Точно по расписанию самолет идет на посадку в Вене. В красивом здании аэровокзала, сделанном из стали и алюминия, навстречу мне спешит седой мужчина в сером костюме. Улыбается, широко расставив руки для объятия. Это Хейнц Дюрмайер, известный венский юрист. И хотя он не в полосатой куртке узника, я узнаю его сразу.
— Так вот ты какой: помолодел, отлично выглядишь, — говорит он, хлопая меня по плечу.
— А ты, Хейнц, совсем юноша, — в тон отвечаю я, — только голову посеребрило…
Подошел Сахаров.

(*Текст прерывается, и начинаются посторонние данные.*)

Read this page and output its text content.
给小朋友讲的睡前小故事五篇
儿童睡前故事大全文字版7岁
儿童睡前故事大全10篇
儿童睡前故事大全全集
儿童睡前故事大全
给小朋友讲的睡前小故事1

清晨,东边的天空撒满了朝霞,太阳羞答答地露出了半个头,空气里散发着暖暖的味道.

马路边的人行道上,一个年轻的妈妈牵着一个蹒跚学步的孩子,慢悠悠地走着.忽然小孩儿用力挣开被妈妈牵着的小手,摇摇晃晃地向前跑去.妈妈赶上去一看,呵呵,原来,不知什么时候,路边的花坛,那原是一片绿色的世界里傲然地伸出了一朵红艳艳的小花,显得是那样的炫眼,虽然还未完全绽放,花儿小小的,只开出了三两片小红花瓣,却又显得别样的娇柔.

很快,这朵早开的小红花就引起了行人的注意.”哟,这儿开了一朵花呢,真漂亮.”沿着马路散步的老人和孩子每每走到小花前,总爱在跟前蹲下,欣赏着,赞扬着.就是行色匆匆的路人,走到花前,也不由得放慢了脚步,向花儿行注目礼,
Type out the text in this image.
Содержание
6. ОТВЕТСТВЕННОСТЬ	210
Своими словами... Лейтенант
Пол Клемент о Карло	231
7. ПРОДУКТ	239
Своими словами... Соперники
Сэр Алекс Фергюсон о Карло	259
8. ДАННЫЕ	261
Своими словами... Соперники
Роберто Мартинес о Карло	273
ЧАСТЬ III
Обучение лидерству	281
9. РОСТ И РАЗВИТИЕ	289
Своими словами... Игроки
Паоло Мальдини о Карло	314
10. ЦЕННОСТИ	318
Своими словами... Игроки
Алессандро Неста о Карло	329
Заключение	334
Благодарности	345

Снова следуют крепкие мужские объятия. Да, ни бои в Испании в рядах Интернациональной бригады, ни годы, проведенные в фашистском застенке, ни последние шестнадцать лет не изменили Дюрмайера, не уменьшили доброты и задорного блеска в его глазах. Наша переводчица скромно стоит в сторонке. Нам и без ее помощи все ясно, все понятно.
Коммунист доктор Дюрмайер — ныне Генеральный секретарь международного комитета бывших политзаключенных концлагеря Маутхаузен. Он объявляет нам, что завтра мы отправляемся на место бывшего концлагеря для участия в традиционной манифестации и возложения венков.
И вот вместе с советским послом в Австрии мы направляемся в Маутхаузен. Машина мчится на большой скорости по шоссе, и мы, кажется, не успеваем обменяться несколькими фразами, как впереди вырастает город. Узкие улочки, покрытые булыжником. Аккуратные домики самых различных цветов и оттенков. Осматриваюсь по сторонам. Не здесь ли в мае сорок пятого года наши отряды дрались с фашистами? Не эти ли камни обагрены кровью наших бойцов?
Дорога, по краям густо обсаженная деревьями, круто подымается вверх. И снова передо мной всплывает прошлое: не по этой ли дороге эсэсовцы гнали нас галопом в лагерь? Сколько узников полегло здесь!
Последний поворот — и перед нами открывается широкая площадь, вся заставленная разноцветными автобусами и легковыми автомобилями. Прямо перед нами высятся некогда страшные стены концлагеря — молчаливые свидетели преступлений, которые свершались варварами двадцатого века. Стены потемнели, в расщелинах гранита пробивается зеленая трава. Многое осталось здесь, как было тогда. Поверх стен в несколько рядов колючая проволока на изоляторах. Сторожевые вышки. Массивное здание комендатуры, где в последние дни войны находился штаб восстания узников.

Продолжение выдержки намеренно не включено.